Eram quase 10 da manhã de segunda-feira quando Nicole apresentou os dados das equipes ao Dr. Ricardo e sugeriu novas contratações.
― Com licença! ― Danielle, secretária de Ricardo, entrou na sala depois de bater à porta. ― O doutor Albuquerque está aqui, eu posso mandá-lo entrar?
― Claro! ― Ricardo alargou o sorriso para a secretária
― Dr. Ricardo, eu vou voltar pra minha sala, tenho de adiantar as folhas de pagamento.
Nicole organizou alguns dos papéis que estavam sobre a mesa, colocou na pasta de couro e se levantou.
― Se o senhor precisar de qualquer coisa, é só me chamar.

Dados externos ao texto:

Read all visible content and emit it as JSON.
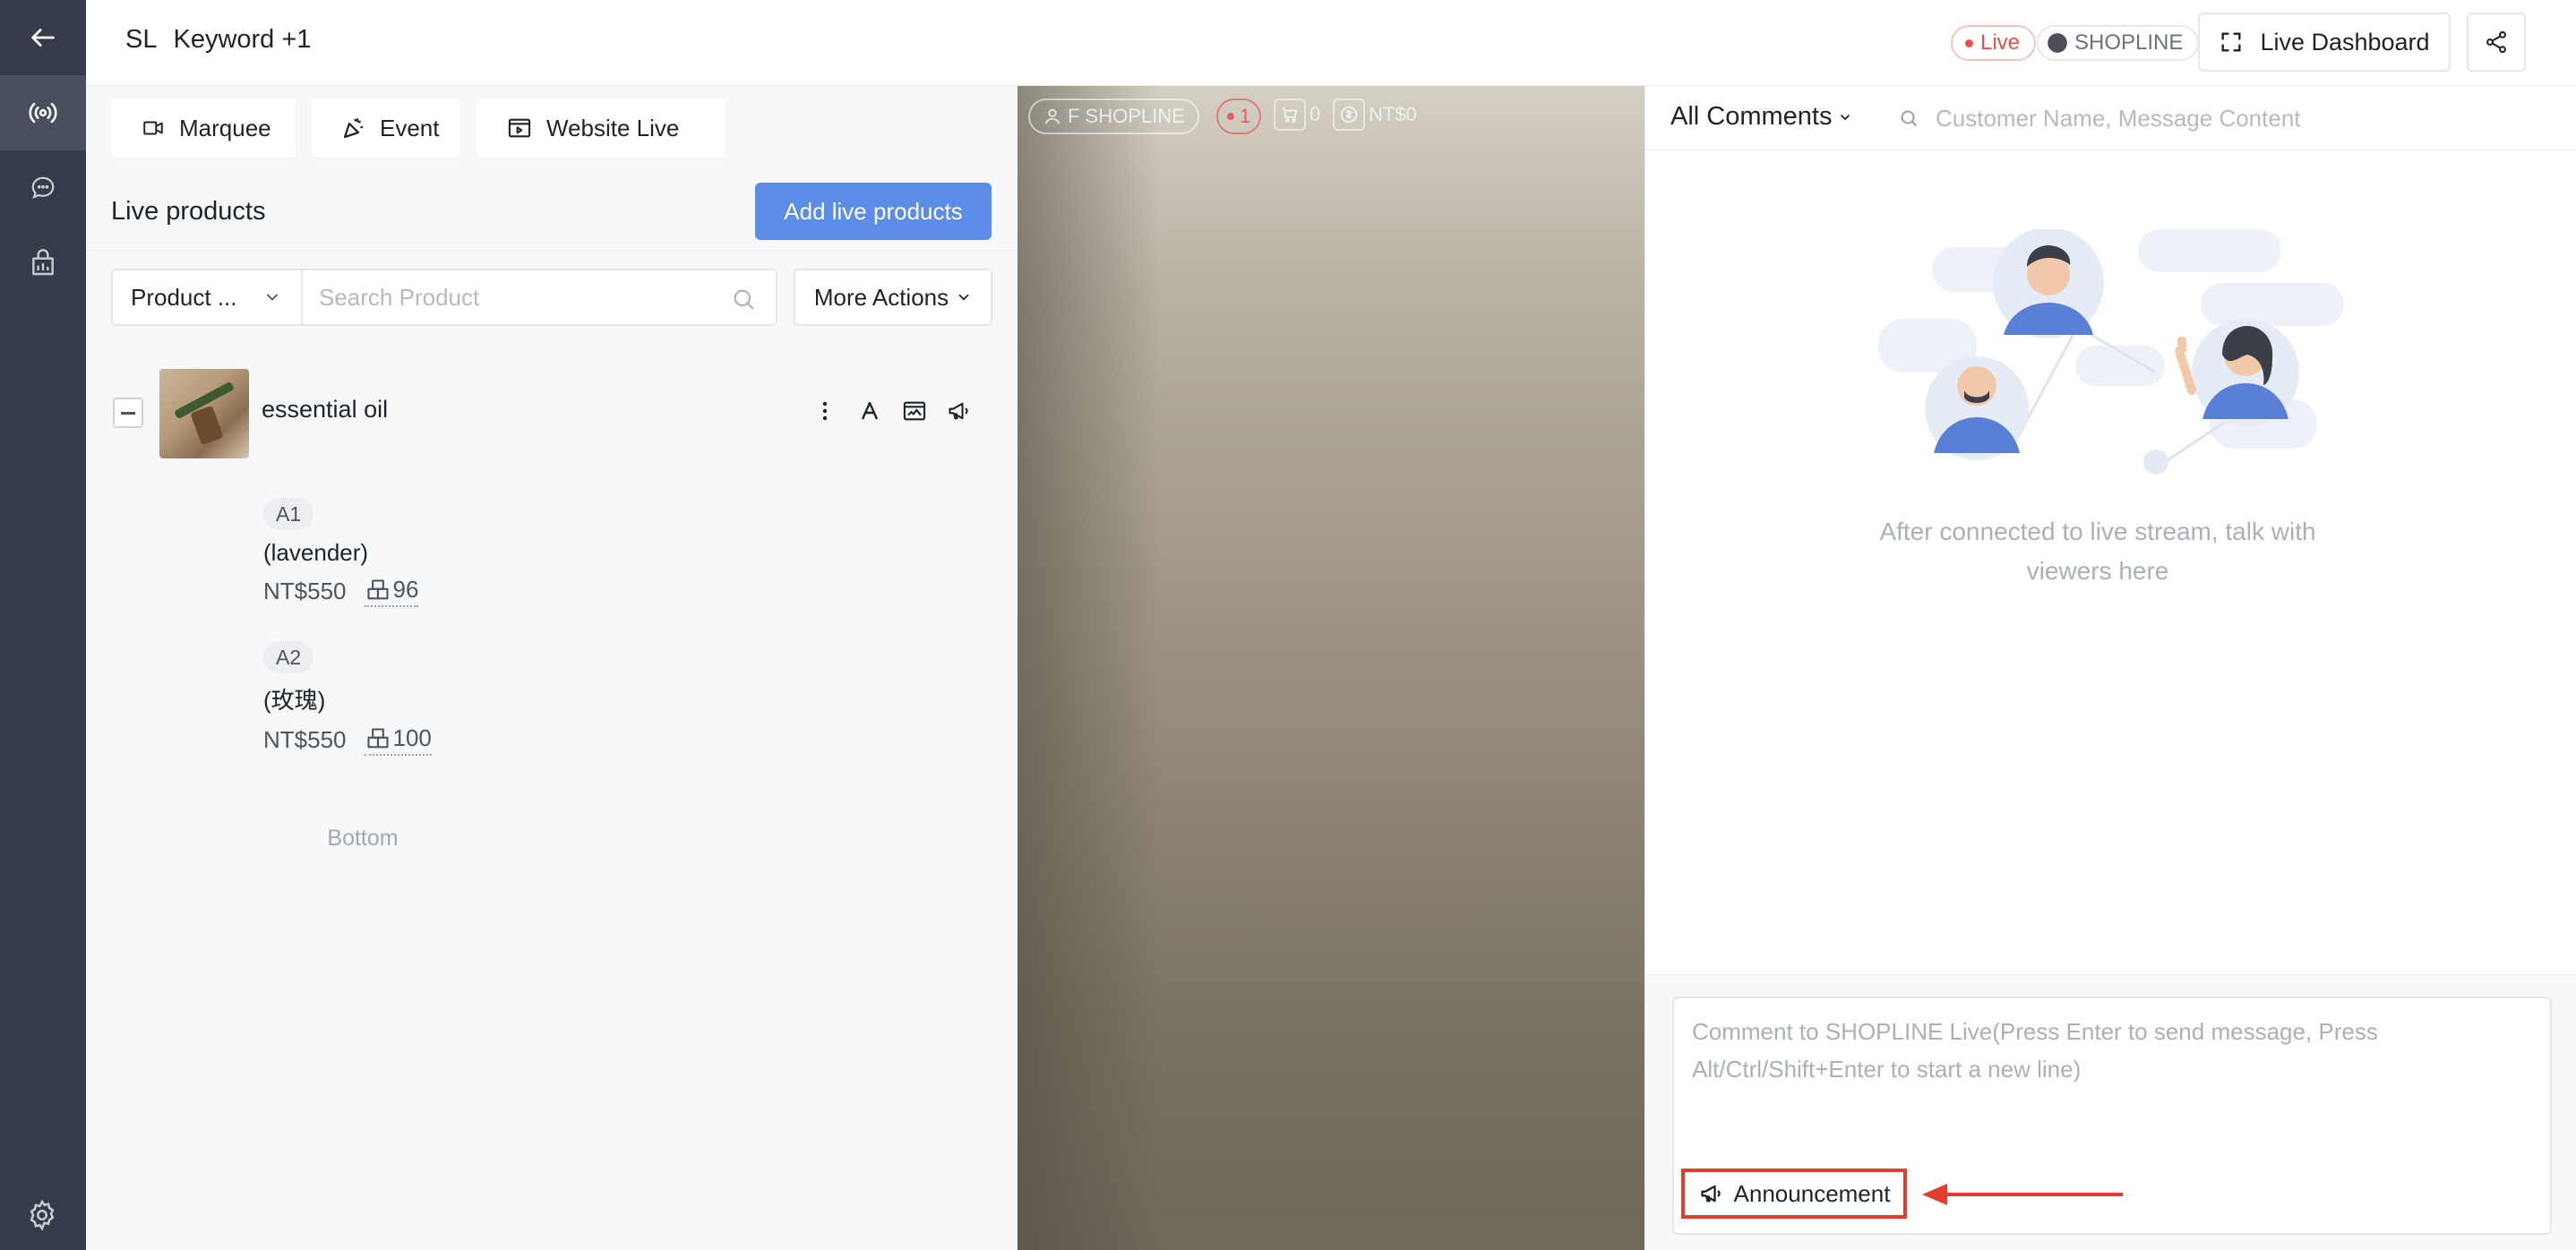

Abriu a porta e parou de frente a Henry. Apesar de parecer mais animado, os cabelos brancos pareciam ter se multiplicado nos últimos meses.
― Nicky, que bom te ver! ― Henry passou a mão na barba grisalha enquanto entrava na sala.
― Bom dia, doutor Albuquerque! É bom revê-lo também. O doutor Ricardo já irá atendê-lo.
― Podemos almoçar hoje?
― Hoje eu não posso, doutor! Eu prometi almoçar com o meu esposo. ― Ela se aproximou da porta. ― Com licença!
Nicole passou pela sala de espera e saiu pelos corredores. Se aprumou no clássico scarpin de couro preto kitten heel e ajeitou o colarinho da camisa branca com pregas nos punhos. Olhou o visual no espelho retangular na parede perto da recepção.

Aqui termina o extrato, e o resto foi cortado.